Calais, Boisson, Symithe, and other members of the team solicited people to host the stations.
Boisson had one in his yard until last week, when he disassembled it in order to relocate it closer to the epicenter of the 14 August earthquake.
According to Calais, the host who had the Raspberry Shake closest to the epicenter was disappointed that his station was knocked offline during the quake; he immediately went out and topped up his Internet plan, and the station was back up and operating in no time.
Calais and his colleagues have kept the network of 15 stations running for two years1 thanks to foreign sponsorship, and they plan to expand to 50 or more locations soon.
Other community-seismology networks have sprung up around the world, but the Haiti network is unusual in that it provides data in an area where seismic data is scarce, according to Calais.
The data from Haitian community seismology is fed into Ayiti-Séismes, a statewide experimental system hosted by the Côte d’Azur University in Nice, France.
Ayiti-Séismes also collects data from official seismic stations in Haiti and neighboring countries such as the Dominican Republic and Cuba.
The result is a real-time map of aftershocks in colors of red and orange covering southwestern Haiti.

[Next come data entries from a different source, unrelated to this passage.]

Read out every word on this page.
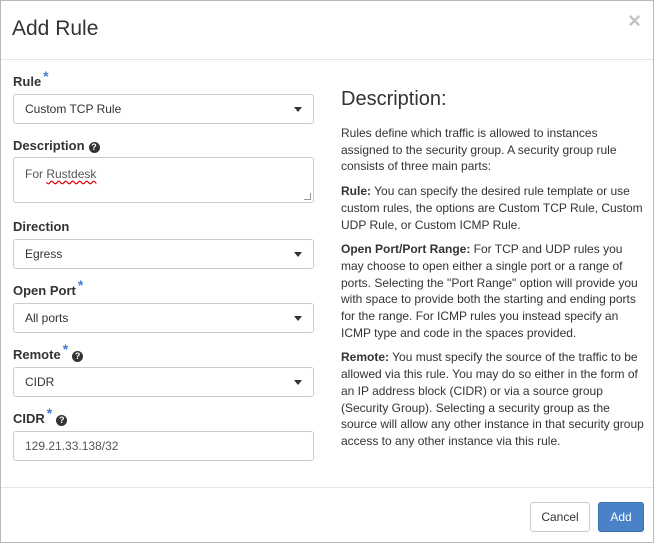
Add Rule	×
Rule *
Custom TCP Rule
Description ?
For Rustdesk
Direction
Egress
Open Port *
All ports
Remote * ?
CIDR
CIDR * ?
129.21.33.138/32
Description:

Rules define which traffic is allowed to instances assigned to the security group. A security group rule consists of three main parts:

Rule: You can specify the desired rule template or use custom rules, the options are Custom TCP Rule, Custom UDP Rule, or Custom ICMP Rule.

Open Port/Port Range: For TCP and UDP rules you may choose to open either a single port or a range of ports. Selecting the "Port Range" option will provide you with space to provide both the starting and ending ports for the range. For ICMP rules you instead specify an ICMP type and code in the spaces provided.

Remote: You must specify the source of the traffic to be allowed via this rule. You may do so either in the form of an IP address block (CIDR) or via a source group (Security Group). Selecting a security group as the source will allow any other instance in that security group access to any other instance via this rule.

Cancel	Add
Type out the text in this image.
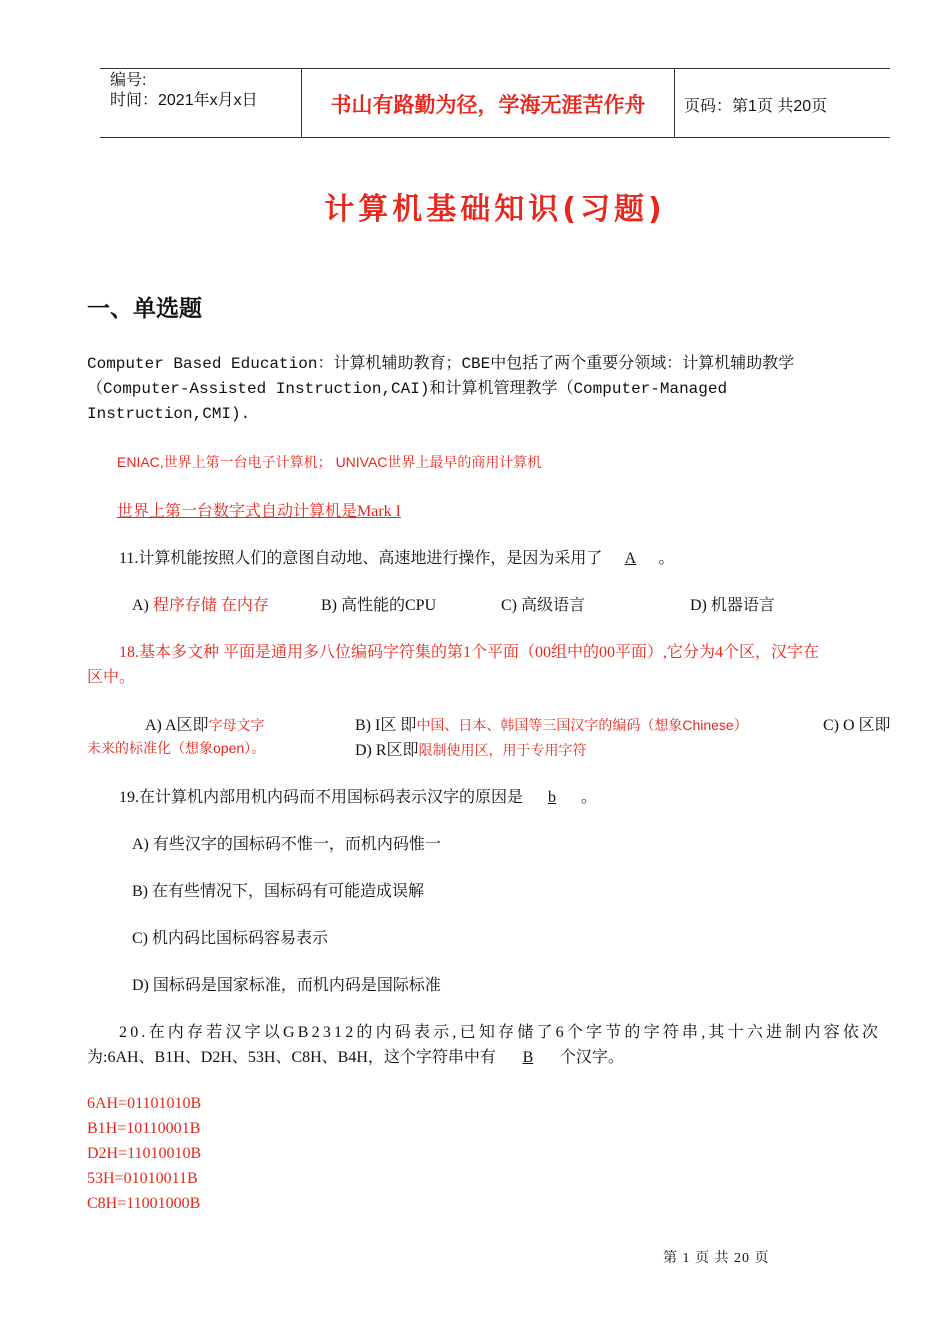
编号:
时间：2021年x月x日	书山有路勤为径，学海无涯苦作舟	页码：第1页 共20页
计算机基础知识(习题)
一、单选题
Computer Based Education：计算机辅助教育；CBE中包括了两个重要分领域：计算机辅助教学
（Computer-Assisted Instruction,CAI)和计算机管理教学（Computer-Managed
Instruction,CMI).
ENIAC,世界上第一台电子计算机； UNIVAC世界上最早的商用计算机
世界上第一台数字式自动计算机是Mark I
11.计算机能按照人们的意图自动地、高速地进行操作，是因为采用了 A 。
A) 程序存储 在内存	B) 高性能的CPU	C) 高级语言	D) 机器语言
18.基本多文种 平面是通用多八位编码字符集的第1个平面（00组中的00平面）,它分为4个区，汉字在
区中。
A) A区即字母文字	B) I区 即中国、日本、韩国等三国汉字的编码（想象Chinese）	C) O 区即
未来的标准化（想象open）。	D) R区即限制使用区，用于专用字符
19.在计算机内部用机内码而不用国标码表示汉字的原因是 b 。
A) 有些汉字的国标码不惟一，而机内码惟一
B) 在有些情况下，国标码有可能造成误解
C) 机内码比国标码容易表示
D) 国标码是国家标准，而机内码是国际标准
20.在内存若汉字以GB2312的内码表示,已知存储了6个字节的字符串,其十六进制内容依次
为:6AH、B1H、D2H、53H、C8H、B4H，这个字符串中有 B 个汉字。
6AH=01101010B
B1H=10110001B
D2H=11010010B
53H=01010011B
C8H=11001000B
第 1 页 共 20 页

Susan Hough, a seismologist with the US Geological Survey in Pasadena, California, who has worked in Haiti for many years, including after the 2010 earthquake, says, “The network remains alive and well.”
RISK IN THE FUTURE
According to Calais, the epicenter of the quake is quite close to quakes that happened in 1952 and 1953, which were probably between magnitude 5 and 6. The Enriquillo–Plantain Garden fault zone could yet produce another significant quake in the future.
“We can’t claim it’s over in this area,” Boisson says. Some suspect that the 2010 quake aided the recent one by shifting stress to the region that recently ruptured — and that seismic risk in Port-au-Prince and much of the Enriquillo–Plantain Garden fault zone remains high.

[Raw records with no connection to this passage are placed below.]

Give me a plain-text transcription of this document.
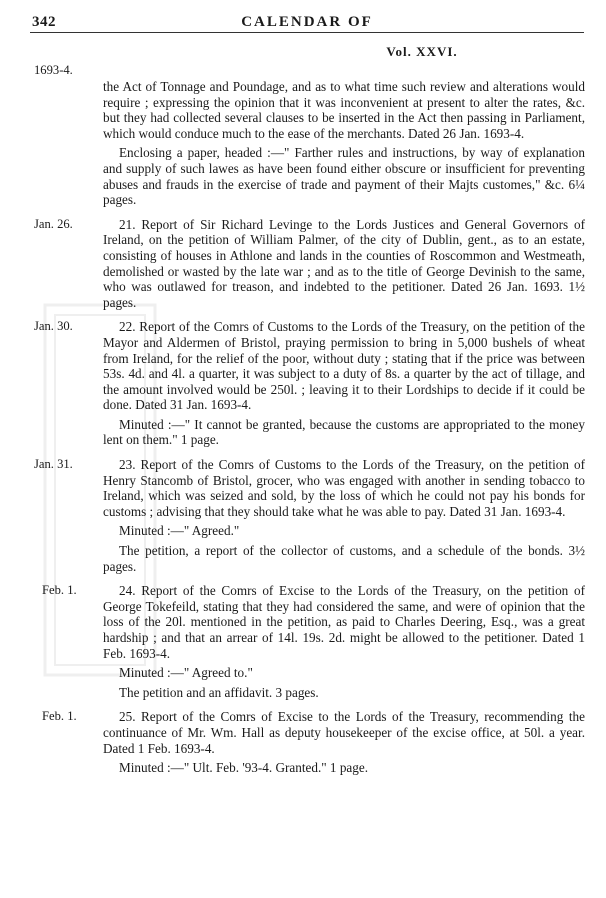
342	CALENDAR OF
Vol. XXVI.
1693-4.

the Act of Tonnage and Poundage, and as to what time such review and alterations would require ; expressing the opinion that it was inconvenient at present to alter the rates, &c. but they had collected several clauses to be inserted in the Act then passing in Parliament, which would conduce much to the ease of the merchants. Dated 26 Jan. 1693-4.

Enclosing a paper, headed :—" Farther rules and instructions, by way of explanation and supply of such lawes as have been found either obscure or insufficient for preventing abuses and frauds in the exercise of trade and payment of their Majts customes," &c. 6¼ pages.

Jan. 26.	21. Report of Sir Richard Levinge to the Lords Justices and General Governors of Ireland, on the petition of William Palmer, of the city of Dublin, gent., as to an estate, consisting of houses in Athlone and lands in the counties of Roscommon and Westmeath, demolished or wasted by the late war ; and as to the title of George Devinish to the same, who was outlawed for treason, and indebted to the petitioner. Dated 26 Jan. 1693. 1½ pages.

Jan. 30.	22. Report of the Comrs of Customs to the Lords of the Treasury, on the petition of the Mayor and Aldermen of Bristol, praying permission to bring in 5,000 bushels of wheat from Ireland, for the relief of the poor, without duty ; stating that if the price was between 53s. 4d. and 4l. a quarter, it was subject to a duty of 8s. a quarter by the act of tillage, and the amount involved would be 250l. ; leaving it to their Lordships to decide if it could be done. Dated 31 Jan. 1693-4.

Minuted :—" It cannot be granted, because the customs are appropriated to the money lent on them." 1 page.

Jan. 31.	23. Report of the Comrs of Customs to the Lords of the Treasury, on the petition of Henry Stancomb of Bristol, grocer, who was engaged with another in sending tobacco to Ireland, which was seized and sold, by the loss of which he could not pay his bonds for customs ; advising that they should take what he was able to pay. Dated 31 Jan. 1693-4.

Minuted :—" Agreed."

The petition, a report of the collector of customs, and a schedule of the bonds. 3½ pages.

Feb. 1.	24. Report of the Comrs of Excise to the Lords of the Treasury, on the petition of George Tokefeild, stating that they had considered the same, and were of opinion that the loss of the 20l. mentioned in the petition, as paid to Charles Deering, Esq., was a great hardship ; and that an arrear of 14l. 19s. 2d. might be allowed to the petitioner. Dated 1 Feb. 1693-4.

Minuted :—" Agreed to."

The petition and an affidavit. 3 pages.

Feb. 1.	25. Report of the Comrs of Excise to the Lords of the Treasury, recommending the continuance of Mr. Wm. Hall as deputy housekeeper of the excise office, at 50l. a year. Dated 1 Feb. 1693-4.

Minuted :—" Ult. Feb. '93-4. Granted." 1 page.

Many experts have been concerned about a distinct important geological region in Haiti’s north, known as the Septentrional fault zone, which caused a huge earthquake in 1842, according to Boisson.

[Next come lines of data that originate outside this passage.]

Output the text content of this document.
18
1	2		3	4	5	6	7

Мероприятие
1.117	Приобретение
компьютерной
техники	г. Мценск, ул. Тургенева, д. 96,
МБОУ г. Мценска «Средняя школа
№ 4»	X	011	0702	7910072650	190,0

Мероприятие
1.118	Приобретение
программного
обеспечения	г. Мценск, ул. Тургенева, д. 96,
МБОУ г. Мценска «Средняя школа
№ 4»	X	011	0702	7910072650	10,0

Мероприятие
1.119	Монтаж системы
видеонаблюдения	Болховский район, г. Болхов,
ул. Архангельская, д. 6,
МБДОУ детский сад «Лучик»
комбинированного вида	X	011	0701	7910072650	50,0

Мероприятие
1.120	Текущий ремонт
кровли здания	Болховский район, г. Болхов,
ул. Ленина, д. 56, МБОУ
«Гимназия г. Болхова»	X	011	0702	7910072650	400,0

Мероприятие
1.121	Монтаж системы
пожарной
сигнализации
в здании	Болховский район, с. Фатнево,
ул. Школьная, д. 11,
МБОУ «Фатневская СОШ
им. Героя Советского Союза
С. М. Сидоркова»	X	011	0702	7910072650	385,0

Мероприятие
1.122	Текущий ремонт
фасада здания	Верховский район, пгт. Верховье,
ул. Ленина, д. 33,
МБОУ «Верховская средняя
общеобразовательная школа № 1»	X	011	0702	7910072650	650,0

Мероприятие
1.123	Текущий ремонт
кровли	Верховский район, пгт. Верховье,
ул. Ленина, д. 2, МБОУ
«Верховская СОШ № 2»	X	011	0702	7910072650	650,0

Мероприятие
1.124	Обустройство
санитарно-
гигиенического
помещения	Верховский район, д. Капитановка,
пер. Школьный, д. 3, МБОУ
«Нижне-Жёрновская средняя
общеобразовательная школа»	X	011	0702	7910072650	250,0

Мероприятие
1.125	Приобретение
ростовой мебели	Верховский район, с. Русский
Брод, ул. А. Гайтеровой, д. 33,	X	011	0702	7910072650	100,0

“After 2010, we anticipated this fault would be the source of future quakes,” he explains. “And then it was back to the south.”
According to Calais, almost 600 aftershocks have been registered since the 14 August quake, compared to about 10 in the same period following the 2010 quake.
However, there were certainly more that were not caught. He continues, “We now have extremely strong knowledge on not only where the [14 August] quake happened, but also how large the rupture was and in which direction the fault was descending.”
Understanding why the quake happened and what to expect in the future is “essential.”
The author is: Alexandra Witze works for Nature magazine.